Ela ainda alertou para a falta “incompreensível” de remédios, mesmo aqueles que são distribuídos gratuitamente. Procurado pela coluna, o governo até o momento não deu uma resposta. O espaço continua aberto para o posicionamento das autoridades.
Num comunicado público, emitido nesta quinta-feira em Genebra, Alice Cruz pediu ainda que o Supremo Tribunal do reconheça o direito à reparação dos indivíduos que, enquanto crianças, foram separados dos seus pais afetados pela hanseníase e segregados da sociedade no Brasil. Cerca de 16 mil crianças foram separadas dos seus pais afetados pela hanseníase e enviadas para instituições entre 1923 e 1986. Durante a última década, foram apresentados vários casos pelas crianças separadas nos tribunais estaduais, mas estes ainda estão pendentes.
“O Supremo Tribunal tem agora uma oportunidade de corrigir esta injustiça que, dados os seus efeitos duradouros, deve ser considerada uma violação permanente de natureza imprescritível”, disse Alice Cruz. “Estas pessoas suportaram uma vida inteira de sofrimento em resultado deste tratamento desumano e, para muitos que são agora idosos, o tempo está a esgotar-se para que vejam corrigidos os erros do passado”, afirmou. O caso deverá ser ouvido pelo Supremo Tribunal antes do final do ano.
Para ela, o Brasil tem o dever de oferecer reparações totais, incluindo um pedido de desculpas, memorialização e reabilitação, aos filhos separados de pessoas afetadas pela hanseníase, em conformidade com as normas internacionais relevantes em matéria de direitos humanos. A perita da ONU afirmou que muitas das crianças relataram ter sido abusadas em instalações estatais conhecidas como “preventórios”. Durante a sua visita ao Brasil em maio de 2019, Cruz ouviu testemunhos de várias crianças separadas, que são agora adultos.

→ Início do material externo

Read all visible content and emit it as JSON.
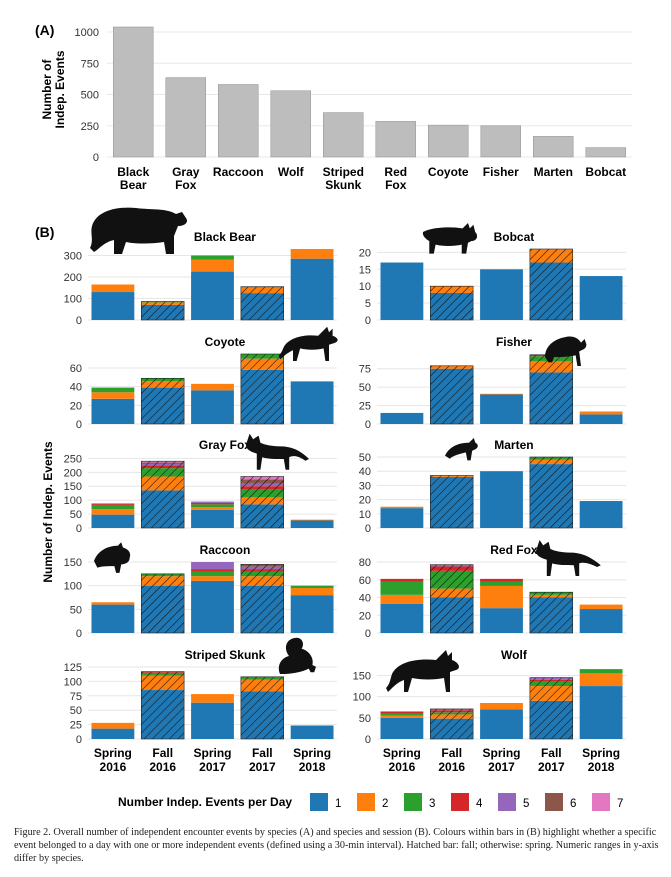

A relatora admite que o Brasil “tem feito vários esforços louváveis na proteção dos direitos das pessoas afetadas pela hanseníase, mas é preciso fazer mais, especialmente no que diz respeito aos direitos dos seus filhos e filhas reparações”. “Justiça atrasada é justiça negada”, disse.
Antes de emitir o comunicado, ela falou com a coluna no dia 20 de outubro sobre a situação brasileira. Na entrevista, ela cita como, depois de enviar uma carta ao governo em novembro de 2019, nenhuma resposta havia sido dada por meses. Mas neste dia 22, quase um ano depois, o governo brasileiro finalmente submeteu à relatora uma resposta, exatamente no dia em que ela denunciaria publicamente a situação no país. O Itamaraty havia sido informado previamente que o comunicado aos jornalistas seria publicado.